Premier David Cameron lässt jetzt Wasserwerfer bereitstellen. Die Kritik an der Einsatztaktik von Scotland Yard wird immer lauter.

London. Nach mehreren Nächten der Gewalt in Großbritannien verschärfen Regierung und Polizei des Königreichs ihren Kampf gegen die Randalierer. „Wir werden alles Notwendige tun, um Recht und Ordnung auf unseren Straßen wieder herzustellen“, kündigte Premierminister David Cameron am Mittwoch nach einer Sitzung des Sicherheitskabinetts in London an. In der Nacht davor hatte es erneut schwere Krawalle und drei Tote gegeben.

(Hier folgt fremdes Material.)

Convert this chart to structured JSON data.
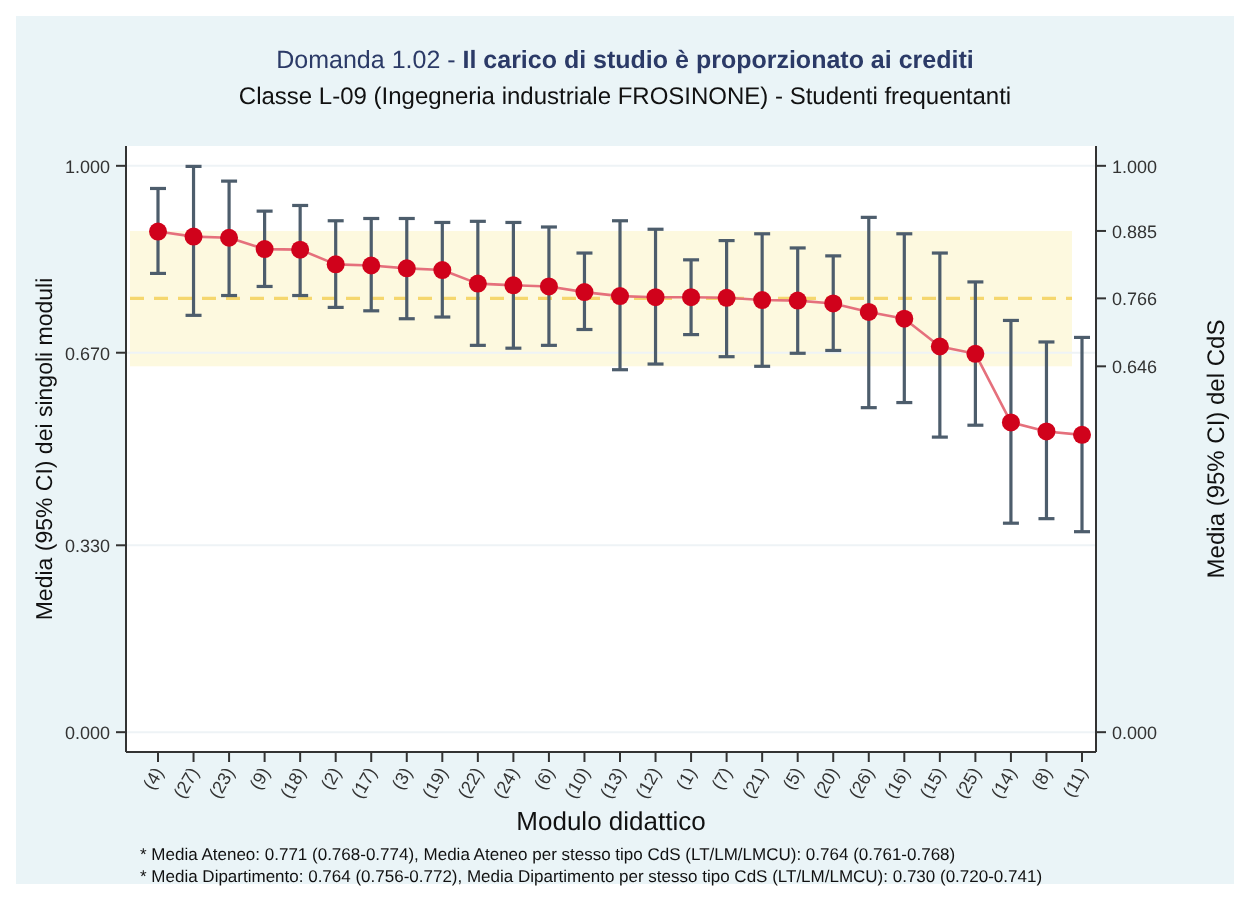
{
  "chart_data": {
    "type": "line",
    "title": "Domanda 1.02 - Il carico di studio è proporzionato ai crediti",
    "subtitle": "Classe L-09 (Ingegneria industriale FROSINONE) - Studenti frequentanti",
    "xlabel": "Modulo didattico",
    "ylabel": "Media (95% CI) dei singoli moduli",
    "y2label": "Media (95% CI) del CdS",
    "categories": [
      "(4)",
      "(27)",
      "(23)",
      "(9)",
      "(18)",
      "(2)",
      "(17)",
      "(3)",
      "(19)",
      "(22)",
      "(24)",
      "(6)",
      "(10)",
      "(13)",
      "(12)",
      "(1)",
      "(7)",
      "(21)",
      "(5)",
      "(20)",
      "(26)",
      "(16)",
      "(15)",
      "(25)",
      "(14)",
      "(8)",
      "(11)"
    ],
    "series": [
      {
        "color": "#d0021b",
        "values": [
          0.884,
          0.875,
          0.873,
          0.853,
          0.852,
          0.826,
          0.824,
          0.819,
          0.816,
          0.792,
          0.789,
          0.787,
          0.777,
          0.77,
          0.768,
          0.768,
          0.767,
          0.763,
          0.762,
          0.757,
          0.742,
          0.73,
          0.681,
          0.668,
          0.547,
          0.531,
          0.525
        ],
        "errors": [
          [
            0.81,
            0.96
          ],
          [
            0.736,
            0.999
          ],
          [
            0.771,
            0.973
          ],
          [
            0.787,
            0.92
          ],
          [
            0.771,
            0.93
          ],
          [
            0.75,
            0.903
          ],
          [
            0.744,
            0.907
          ],
          [
            0.73,
            0.907
          ],
          [
            0.733,
            0.9
          ],
          [
            0.683,
            0.902
          ],
          [
            0.678,
            0.9
          ],
          [
            0.683,
            0.892
          ],
          [
            0.711,
            0.846
          ],
          [
            0.64,
            0.903
          ],
          [
            0.65,
            0.888
          ],
          [
            0.702,
            0.834
          ],
          [
            0.663,
            0.868
          ],
          [
            0.646,
            0.88
          ],
          [
            0.669,
            0.855
          ],
          [
            0.674,
            0.841
          ],
          [
            0.573,
            0.909
          ],
          [
            0.582,
            0.88
          ],
          [
            0.521,
            0.846
          ],
          [
            0.542,
            0.795
          ],
          [
            0.369,
            0.727
          ],
          [
            0.377,
            0.689
          ],
          [
            0.354,
            0.697
          ]
        ]
      }
    ],
    "ylim": [
      -0.035,
      1.035
    ],
    "yticks": [
      {
        "value": 0,
        "label": "0.000"
      },
      {
        "value": 0.33,
        "label": "0.330"
      },
      {
        "value": 0.67,
        "label": "0.670"
      },
      {
        "value": 1,
        "label": "1.000"
      }
    ],
    "y2lim": [
      -0.035,
      1.035
    ],
    "y2ticks": [
      {
        "value": 0,
        "label": "0.000"
      },
      {
        "value": 0.646,
        "label": "0.646"
      },
      {
        "value": 0.766,
        "label": "0.766"
      },
      {
        "value": 0.885,
        "label": "0.885"
      },
      {
        "value": 1,
        "label": "1.000"
      }
    ],
    "ref_lines": [
      {
        "axis": "y2",
        "value": 0.766,
        "color": "#f5d76e",
        "line_style": "dashed"
      }
    ],
    "bands": [
      {
        "axis": "y2",
        "from": 0.646,
        "to": 0.885,
        "color": "#fdf8dc"
      }
    ],
    "grid": "y",
    "marker": "circle",
    "line_style": "solid",
    "annotations": [
      "* Media Ateneo: 0.771 (0.768-0.774),  Media Ateneo per stesso tipo CdS (LT/LM/LMCU): 0.764 (0.761-0.768)",
      "* Media Dipartimento: 0.764 (0.756-0.772), Media Dipartimento per stesso tipo CdS (LT/LM/LMCU): 0.730 (0.720-0.741)"
    ]
  }
}
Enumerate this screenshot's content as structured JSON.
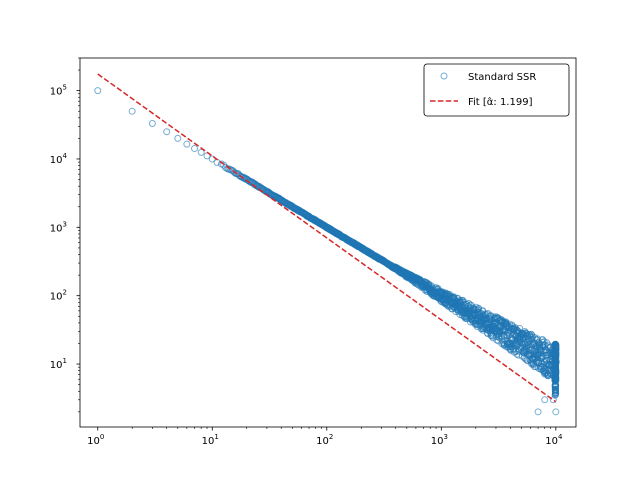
{
  "chart_data": {
    "type": "scatter",
    "title": "",
    "xlabel": "",
    "ylabel": "",
    "xscale": "log",
    "yscale": "log",
    "xlim": [
      0.7,
      15000
    ],
    "ylim": [
      1.2,
      300000
    ],
    "grid": false,
    "legend_position": "top-right",
    "x_ticks": [
      {
        "value": 1,
        "base": "10",
        "exp": "0"
      },
      {
        "value": 10,
        "base": "10",
        "exp": "1"
      },
      {
        "value": 100,
        "base": "10",
        "exp": "2"
      },
      {
        "value": 1000,
        "base": "10",
        "exp": "3"
      },
      {
        "value": 10000,
        "base": "10",
        "exp": "4"
      }
    ],
    "y_ticks": [
      {
        "value": 10,
        "base": "10",
        "exp": "1"
      },
      {
        "value": 100,
        "base": "10",
        "exp": "2"
      },
      {
        "value": 1000,
        "base": "10",
        "exp": "3"
      },
      {
        "value": 10000,
        "base": "10",
        "exp": "4"
      },
      {
        "value": 100000,
        "base": "10",
        "exp": "5"
      }
    ],
    "series": [
      {
        "name": "Standard SSR",
        "kind": "scatter",
        "color": "#1f77b4",
        "marker": "open-circle",
        "rank_range": [
          1,
          10000
        ],
        "trend_exponent": 1.0,
        "max_count": 100000,
        "points": [
          [
            1,
            100000
          ],
          [
            2,
            50000
          ],
          [
            3,
            33000
          ],
          [
            4,
            25000
          ],
          [
            5,
            20000
          ],
          [
            6,
            16500
          ],
          [
            7,
            14200
          ],
          [
            8,
            12500
          ],
          [
            9,
            11100
          ],
          [
            10,
            10000
          ],
          [
            7000,
            2
          ],
          [
            10000,
            2
          ],
          [
            8000,
            3
          ],
          [
            9500,
            3
          ]
        ]
      },
      {
        "name": "Fit [α̂: 1.199]",
        "kind": "line",
        "color": "#d62728",
        "style": "dashed",
        "alpha": 1.199,
        "x": [
          1,
          10000
        ],
        "y": [
          175000,
          2.8
        ]
      }
    ]
  }
}
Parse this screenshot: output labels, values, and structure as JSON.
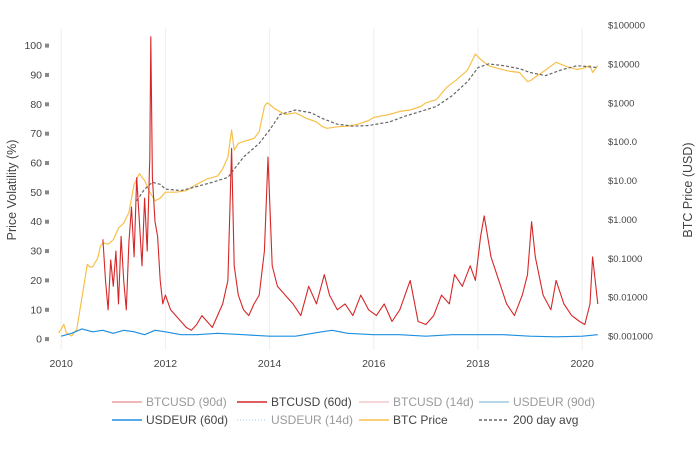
{
  "chart_data": {
    "type": "line",
    "y_left": {
      "label": "Price Volatility (%)",
      "ticks": [
        "0",
        "10",
        "20",
        "30",
        "40",
        "50",
        "60",
        "70",
        "80",
        "90",
        "100"
      ],
      "range": [
        -2,
        106
      ]
    },
    "y_right": {
      "label": "BTC Price (USD)",
      "scale": "log",
      "ticks": [
        "$0.001000",
        "$0.01000",
        "$0.1000",
        "$1.000",
        "$10.00",
        "$100.0",
        "$1000",
        "$10000",
        "$100000"
      ],
      "tick_values": [
        0.001,
        0.01,
        0.1,
        1,
        10,
        100,
        1000,
        10000,
        100000
      ]
    },
    "x_axis": {
      "ticks": [
        "2010",
        "2012",
        "2014",
        "2016",
        "2018",
        "2020"
      ],
      "range": [
        2009.9,
        2020.4
      ],
      "grid": true
    },
    "legend": {
      "placement": "bottom",
      "items": [
        {
          "label": "BTCUSD (90d)",
          "color": "#e8a0a0",
          "style": "solid",
          "dim": true
        },
        {
          "label": "BTCUSD (60d)",
          "color": "#d62728",
          "style": "solid",
          "dim": false
        },
        {
          "label": "BTCUSD (14d)",
          "color": "#f3c8c8",
          "style": "solid",
          "dim": true
        },
        {
          "label": "USDEUR (90d)",
          "color": "#9ecae1",
          "style": "solid",
          "dim": true
        },
        {
          "label": "USDEUR (60d)",
          "color": "#1f8fe0",
          "style": "solid",
          "dim": false
        },
        {
          "label": "USDEUR (14d)",
          "color": "#c6dbef",
          "style": "dotted",
          "dim": true
        },
        {
          "label": "BTC Price",
          "color": "#f7c04a",
          "style": "solid",
          "dim": false
        },
        {
          "label": "200 day avg",
          "color": "#666666",
          "style": "dashed",
          "dim": false
        }
      ]
    },
    "series": [
      {
        "name": "BTCUSD (60d)",
        "color": "#d62728",
        "axis": "left",
        "x": [
          2010.0,
          2010.1,
          2010.2,
          2010.3,
          2010.4,
          2010.5,
          2010.55,
          2010.6,
          2010.65,
          2010.7,
          2010.75,
          2010.8,
          2010.85,
          2010.9,
          2010.95,
          2011.0,
          2011.05,
          2011.1,
          2011.15,
          2011.2,
          2011.25,
          2011.3,
          2011.35,
          2011.4,
          2011.45,
          2011.5,
          2011.55,
          2011.6,
          2011.65,
          2011.7,
          2011.72,
          2011.75,
          2011.8,
          2011.85,
          2011.9,
          2011.95,
          2012.0,
          2012.1,
          2012.2,
          2012.3,
          2012.4,
          2012.5,
          2012.6,
          2012.7,
          2012.8,
          2012.9,
          2013.0,
          2013.1,
          2013.2,
          2013.27,
          2013.32,
          2013.4,
          2013.5,
          2013.6,
          2013.7,
          2013.8,
          2013.9,
          2013.97,
          2014.05,
          2014.15,
          2014.3,
          2014.45,
          2014.6,
          2014.75,
          2014.9,
          2015.05,
          2015.15,
          2015.3,
          2015.45,
          2015.6,
          2015.75,
          2015.9,
          2016.05,
          2016.2,
          2016.35,
          2016.5,
          2016.6,
          2016.7,
          2016.85,
          2017.0,
          2017.15,
          2017.3,
          2017.45,
          2017.55,
          2017.7,
          2017.85,
          2017.95,
          2018.05,
          2018.12,
          2018.25,
          2018.4,
          2018.55,
          2018.7,
          2018.85,
          2018.95,
          2019.03,
          2019.1,
          2019.25,
          2019.4,
          2019.5,
          2019.65,
          2019.8,
          2019.95,
          2020.05,
          2020.15,
          2020.2,
          2020.25,
          2020.3
        ],
        "y": [
          null,
          null,
          null,
          null,
          null,
          null,
          null,
          null,
          null,
          null,
          null,
          34,
          20,
          10,
          27,
          18,
          30,
          12,
          35,
          20,
          10,
          33,
          45,
          28,
          55,
          40,
          25,
          48,
          30,
          62,
          103,
          55,
          40,
          35,
          20,
          12,
          15,
          10,
          8,
          6,
          4,
          3,
          5,
          8,
          6,
          4,
          8,
          12,
          20,
          65,
          25,
          15,
          10,
          8,
          12,
          15,
          30,
          62,
          25,
          18,
          15,
          12,
          8,
          18,
          12,
          22,
          15,
          10,
          12,
          8,
          15,
          10,
          8,
          12,
          6,
          10,
          15,
          20,
          6,
          5,
          8,
          15,
          12,
          22,
          18,
          25,
          20,
          35,
          42,
          28,
          20,
          12,
          8,
          15,
          22,
          40,
          28,
          15,
          10,
          20,
          12,
          8,
          6,
          5,
          12,
          28,
          20,
          12
        ]
      },
      {
        "name": "USDEUR (60d)",
        "color": "#1f8fe0",
        "axis": "left",
        "x": [
          2010.0,
          2010.2,
          2010.4,
          2010.6,
          2010.8,
          2011.0,
          2011.2,
          2011.4,
          2011.6,
          2011.8,
          2012.0,
          2012.3,
          2012.6,
          2013.0,
          2013.5,
          2014.0,
          2014.5,
          2015.0,
          2015.2,
          2015.5,
          2016.0,
          2016.5,
          2017.0,
          2017.5,
          2018.0,
          2018.5,
          2019.0,
          2019.5,
          2020.0,
          2020.3
        ],
        "y": [
          1,
          2,
          3.5,
          2.5,
          3,
          2,
          3,
          2.5,
          1.5,
          3,
          2.5,
          1.5,
          1.5,
          2,
          1.5,
          1,
          1,
          2.5,
          3,
          2,
          1.5,
          1.5,
          1,
          1.5,
          1.5,
          1.5,
          1,
          0.8,
          1,
          1.5
        ]
      },
      {
        "name": "BTC Price",
        "color": "#f7c04a",
        "axis": "right",
        "x": [
          2009.95,
          2010.0,
          2010.05,
          2010.1,
          2010.2,
          2010.3,
          2010.4,
          2010.5,
          2010.55,
          2010.6,
          2010.7,
          2010.75,
          2010.8,
          2010.9,
          2011.0,
          2011.1,
          2011.2,
          2011.3,
          2011.4,
          2011.5,
          2011.6,
          2011.7,
          2011.8,
          2011.9,
          2012.0,
          2012.2,
          2012.4,
          2012.6,
          2012.8,
          2013.0,
          2013.1,
          2013.2,
          2013.27,
          2013.32,
          2013.4,
          2013.5,
          2013.6,
          2013.7,
          2013.8,
          2013.9,
          2013.95,
          2014.0,
          2014.1,
          2014.3,
          2014.5,
          2014.7,
          2014.9,
          2015.0,
          2015.1,
          2015.3,
          2015.5,
          2015.7,
          2015.9,
          2016.0,
          2016.3,
          2016.5,
          2016.7,
          2016.9,
          2017.0,
          2017.2,
          2017.4,
          2017.6,
          2017.8,
          2017.95,
          2018.05,
          2018.2,
          2018.4,
          2018.6,
          2018.8,
          2018.95,
          2019.0,
          2019.3,
          2019.5,
          2019.7,
          2019.9,
          2020.0,
          2020.15,
          2020.2,
          2020.3
        ],
        "y": [
          0.0012,
          0.0015,
          0.002,
          0.0012,
          0.001,
          0.0015,
          0.01,
          0.07,
          0.06,
          0.06,
          0.1,
          0.2,
          0.25,
          0.23,
          0.3,
          0.6,
          0.8,
          1.5,
          8,
          15,
          10,
          5,
          3,
          3.5,
          5,
          5,
          5.5,
          8,
          11,
          13,
          20,
          40,
          200,
          60,
          90,
          100,
          110,
          120,
          180,
          800,
          1000,
          900,
          700,
          500,
          550,
          400,
          320,
          250,
          220,
          240,
          250,
          280,
          350,
          420,
          500,
          600,
          650,
          800,
          1000,
          1200,
          2500,
          4000,
          7000,
          18000,
          13000,
          9000,
          7500,
          6500,
          6000,
          3500,
          3700,
          7000,
          11000,
          8500,
          7200,
          7500,
          9000,
          6000,
          9000
        ]
      },
      {
        "name": "200 day avg",
        "color": "#666666",
        "axis": "right",
        "x": [
          2011.45,
          2011.6,
          2011.75,
          2011.9,
          2012.0,
          2012.3,
          2012.6,
          2012.9,
          2013.2,
          2013.5,
          2013.8,
          2014.0,
          2014.2,
          2014.5,
          2014.8,
          2015.0,
          2015.3,
          2015.6,
          2015.9,
          2016.3,
          2016.6,
          2016.9,
          2017.2,
          2017.5,
          2017.8,
          2018.0,
          2018.2,
          2018.5,
          2018.8,
          2019.0,
          2019.3,
          2019.6,
          2019.9,
          2020.1,
          2020.3
        ],
        "y": [
          3,
          6,
          9,
          8,
          6,
          5.5,
          7,
          9,
          12,
          40,
          90,
          200,
          500,
          650,
          550,
          400,
          280,
          250,
          260,
          320,
          450,
          600,
          800,
          1500,
          3500,
          8000,
          10000,
          9000,
          7500,
          6000,
          5000,
          7000,
          9000,
          8500,
          8000
        ]
      }
    ]
  }
}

Erstmals könnten in Großbritannien auch außerhalb Nordirlands Wasserwerfer eingesetzt werden. In der Nacht zum Mittwoch war es in London verhältnismäßig ruhiggeblieben. Dafür hatte sich die Gewalt in anderen Städten fortgesetzt. Insgesamt wurden seit Samstag in Großbritannien 1100 Verdächtige festgenommen, von denen bislang mehr als 160 wegen verschiedener Delikte angeklagt wurden.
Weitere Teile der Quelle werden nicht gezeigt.